Warm lights from every house lit up the small town, as the pale moon hung—alone—in the sky. An existence crossed the street. A small, tiny; almost insignificant being.

He breathed in the freezing night air, hearing the weak beat of his heart tremble like the crushed wings of a bird. Still, he held his sister's gloveless hand—sharing the tearing bite of winter.


"Cold," She whined, feet aching. Hungry. Lost.

The boy forced a smile.

He told her that he'd find them somewhere to rest—soon, by nightfall.

She pointed out that it was already night. And that was all she could say.


The boy with the black checkered scarf laughed faintly; almost inaudible in this big, scary world.

He agreed.

For he, too—thought it too late.



They crossed the street hand in hand, and passed a mother with her daughter; who looked just slightly younger than the boy himself.

They met eyes for a brief second, and the boy—Xander—thought that she was, at least, going to wish him a merry Christmas.


It would have made his day a little better;

For it had been quite lonely indeed.



"Mom, they aren't wearing any gloves," The girl tugged on her mother's sleeve, pointing at Xander and his sister, Giselle.

He felt a pang of embarrassment in the abyss of his heart, and moved to block Giselle from her view. His sister didn't deserve to hear such words.

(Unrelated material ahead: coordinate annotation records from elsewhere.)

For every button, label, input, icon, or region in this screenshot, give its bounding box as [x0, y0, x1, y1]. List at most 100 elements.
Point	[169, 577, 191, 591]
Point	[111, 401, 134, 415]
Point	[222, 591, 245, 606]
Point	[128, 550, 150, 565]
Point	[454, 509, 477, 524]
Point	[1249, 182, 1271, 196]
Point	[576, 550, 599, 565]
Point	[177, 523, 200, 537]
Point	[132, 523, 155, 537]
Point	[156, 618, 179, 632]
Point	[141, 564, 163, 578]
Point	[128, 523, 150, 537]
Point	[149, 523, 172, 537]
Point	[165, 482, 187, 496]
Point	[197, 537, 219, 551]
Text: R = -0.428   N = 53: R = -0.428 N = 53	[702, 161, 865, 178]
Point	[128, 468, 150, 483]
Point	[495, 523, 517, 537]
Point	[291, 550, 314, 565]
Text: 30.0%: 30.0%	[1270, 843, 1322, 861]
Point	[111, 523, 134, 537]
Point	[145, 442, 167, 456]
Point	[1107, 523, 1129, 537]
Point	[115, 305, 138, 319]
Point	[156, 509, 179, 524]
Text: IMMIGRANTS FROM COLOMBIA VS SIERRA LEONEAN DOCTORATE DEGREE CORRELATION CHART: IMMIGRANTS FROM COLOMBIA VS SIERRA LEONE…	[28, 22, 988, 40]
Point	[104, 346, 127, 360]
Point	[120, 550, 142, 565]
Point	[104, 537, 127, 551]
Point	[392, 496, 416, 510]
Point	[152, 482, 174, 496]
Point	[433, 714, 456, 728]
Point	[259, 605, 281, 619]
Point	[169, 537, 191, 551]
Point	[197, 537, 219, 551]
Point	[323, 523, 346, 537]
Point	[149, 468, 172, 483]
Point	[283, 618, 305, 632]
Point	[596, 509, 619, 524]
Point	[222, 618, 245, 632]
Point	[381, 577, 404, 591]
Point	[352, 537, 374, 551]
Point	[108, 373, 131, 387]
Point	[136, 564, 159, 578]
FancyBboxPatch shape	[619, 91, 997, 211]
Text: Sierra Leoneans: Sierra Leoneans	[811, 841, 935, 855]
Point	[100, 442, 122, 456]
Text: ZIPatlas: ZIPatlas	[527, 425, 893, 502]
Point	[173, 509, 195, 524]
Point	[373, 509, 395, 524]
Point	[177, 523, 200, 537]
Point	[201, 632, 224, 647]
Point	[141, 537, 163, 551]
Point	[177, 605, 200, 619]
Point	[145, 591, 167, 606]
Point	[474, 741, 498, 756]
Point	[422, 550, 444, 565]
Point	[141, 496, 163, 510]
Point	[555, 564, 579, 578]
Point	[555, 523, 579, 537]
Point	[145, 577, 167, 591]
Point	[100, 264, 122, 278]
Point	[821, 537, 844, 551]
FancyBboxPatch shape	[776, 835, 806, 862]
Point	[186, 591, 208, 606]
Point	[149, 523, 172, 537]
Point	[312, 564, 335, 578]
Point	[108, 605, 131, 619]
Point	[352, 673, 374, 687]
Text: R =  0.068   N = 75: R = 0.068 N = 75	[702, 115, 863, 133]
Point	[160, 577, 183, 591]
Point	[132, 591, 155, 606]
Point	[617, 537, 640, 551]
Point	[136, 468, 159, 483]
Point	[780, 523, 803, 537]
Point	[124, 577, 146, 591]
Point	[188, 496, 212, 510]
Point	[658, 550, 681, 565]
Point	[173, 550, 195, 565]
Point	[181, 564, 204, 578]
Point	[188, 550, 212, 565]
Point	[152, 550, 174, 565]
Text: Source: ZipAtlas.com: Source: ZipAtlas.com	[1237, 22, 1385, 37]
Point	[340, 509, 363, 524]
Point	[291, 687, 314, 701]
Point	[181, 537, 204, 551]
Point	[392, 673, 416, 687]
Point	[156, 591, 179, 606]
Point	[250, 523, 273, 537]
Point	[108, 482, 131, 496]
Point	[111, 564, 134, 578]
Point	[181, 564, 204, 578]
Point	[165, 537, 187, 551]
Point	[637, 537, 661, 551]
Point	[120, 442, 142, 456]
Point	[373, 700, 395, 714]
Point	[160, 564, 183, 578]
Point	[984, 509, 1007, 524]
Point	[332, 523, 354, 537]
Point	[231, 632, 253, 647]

"Don't look at them, dear. It's rude."


Was it, really?

Xander began to wonder if that was the real reason why her mother didn't want the girl to look at them. Perhaps they were too miserable a state to look at. Perhaps she thought them far too pitiful.

At that moment, Xander wished someone would take them away.

Didn't they say that angels appeared on Christmas?

If so—where were they?


He walked faster, tugging his sister along.

His stomach made a strange noise, and he suppressed the yearning like he did a few hours before his mother's funeral. And after—when he had heard his father call the social workers to take his sister away.

And now; when he decided to take her with him instead, and perhaps...run to somewhere else.